Ahmed Ali

Personal information
- Full name: Ahmed Ali Mohamed Abdel Aziz
- Date of birth: 8 August 1988 (age 37)
- Place of birth: El Mansoura, El Dakahlia, Egypt
- Position(s): Right-back

Team information
- Current team: El Gouna
- Number: 12

Youth career
- El Mansoura

Senior career*
- Years: Team / Apps / (Gls)
- 2003–2008: El Mansoura
- 2008–2012: Al Ahly / 29 / (0)
- 2010–2011: → Al Ittihad (loan) / 2 / (0)
- 2011–2012: → Ittihad El Shorta (loan) / 6 / (0)
- 2012–2014: Misr Lel Makkasa / 18 / (0)
- 2014–2018: Al Mokawloon / 110 / (3)
- 2018–: El Gouna / 12 / (1)

= Ahmed Ali (footballer, born 1988) =

Egyptian footballer

Ahmed Ali (أحمد علي; born 8 August 1988), is an Egyptian footballer who plays for Egyptian Premier League side El Gouna as a right-back.

==Career==
Ali began his career at local club El Mansoura and made his debut at the age of 17, playing as a right back, right midfielder and also a right winger. During the summer of 2008, Ali joined Egyptian giants Al Ahly and spent 4 years at the club with two of them being on loan at Al Ittihad and Ittihad El Shorta. After finding no place in Al Ahly's squad, he joined another Egyptian Premier League side Misr Lel Makkasa in 2012 and spent two years with the club, appearing in 18 league matches only.
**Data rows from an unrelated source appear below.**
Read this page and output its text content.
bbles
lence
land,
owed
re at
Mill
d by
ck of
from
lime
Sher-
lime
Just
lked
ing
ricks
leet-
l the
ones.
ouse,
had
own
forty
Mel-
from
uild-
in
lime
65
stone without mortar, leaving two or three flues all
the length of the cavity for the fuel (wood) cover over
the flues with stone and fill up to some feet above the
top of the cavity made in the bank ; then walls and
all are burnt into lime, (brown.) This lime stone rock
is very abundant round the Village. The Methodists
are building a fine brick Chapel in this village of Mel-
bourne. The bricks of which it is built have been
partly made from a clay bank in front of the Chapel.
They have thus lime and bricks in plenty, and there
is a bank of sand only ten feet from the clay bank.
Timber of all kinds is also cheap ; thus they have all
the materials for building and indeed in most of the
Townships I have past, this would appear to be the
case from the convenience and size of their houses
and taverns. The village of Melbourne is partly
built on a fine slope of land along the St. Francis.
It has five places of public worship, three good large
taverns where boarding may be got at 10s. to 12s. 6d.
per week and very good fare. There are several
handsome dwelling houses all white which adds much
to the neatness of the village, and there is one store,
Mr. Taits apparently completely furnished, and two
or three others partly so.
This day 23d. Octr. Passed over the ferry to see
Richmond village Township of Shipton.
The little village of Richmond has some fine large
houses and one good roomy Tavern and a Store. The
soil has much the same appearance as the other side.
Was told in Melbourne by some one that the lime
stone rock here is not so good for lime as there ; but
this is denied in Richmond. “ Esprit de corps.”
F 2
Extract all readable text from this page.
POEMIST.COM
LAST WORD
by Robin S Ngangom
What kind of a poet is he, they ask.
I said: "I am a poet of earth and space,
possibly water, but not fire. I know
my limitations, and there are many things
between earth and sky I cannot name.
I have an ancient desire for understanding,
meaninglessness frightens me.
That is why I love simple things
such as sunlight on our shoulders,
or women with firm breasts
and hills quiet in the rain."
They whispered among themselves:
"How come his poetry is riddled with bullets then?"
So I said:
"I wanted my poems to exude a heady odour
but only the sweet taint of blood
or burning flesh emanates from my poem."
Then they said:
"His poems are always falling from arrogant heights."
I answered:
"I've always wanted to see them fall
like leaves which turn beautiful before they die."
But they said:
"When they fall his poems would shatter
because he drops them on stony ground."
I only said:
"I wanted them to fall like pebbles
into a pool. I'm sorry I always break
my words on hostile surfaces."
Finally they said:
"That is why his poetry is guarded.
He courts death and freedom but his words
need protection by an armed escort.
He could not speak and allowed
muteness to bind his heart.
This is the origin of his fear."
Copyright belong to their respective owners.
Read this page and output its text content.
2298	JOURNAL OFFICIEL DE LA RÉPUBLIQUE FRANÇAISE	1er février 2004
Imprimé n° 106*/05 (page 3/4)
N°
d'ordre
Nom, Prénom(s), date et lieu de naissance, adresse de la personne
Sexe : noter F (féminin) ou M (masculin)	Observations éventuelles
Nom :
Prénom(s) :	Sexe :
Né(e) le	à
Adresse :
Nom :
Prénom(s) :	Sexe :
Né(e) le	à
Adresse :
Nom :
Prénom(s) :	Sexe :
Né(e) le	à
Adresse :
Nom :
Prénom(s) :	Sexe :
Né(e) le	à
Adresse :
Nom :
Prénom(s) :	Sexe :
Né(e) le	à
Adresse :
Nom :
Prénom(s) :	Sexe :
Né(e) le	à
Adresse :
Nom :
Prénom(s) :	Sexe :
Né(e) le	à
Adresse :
In 2014, before the start of the 2014–15 Egyptian Premier League season, Ali joined Al Mokawloon. He spent 4 seasons with the club and played 115 matches in all competitions, making him one of the longest serving players for the club since their promotion from the Egyptian Second Division in 2005.

On 31 May 2018, after his contract with Al Mokawloon ended, Ali joined newly promoted side El Gouna on a free transfer.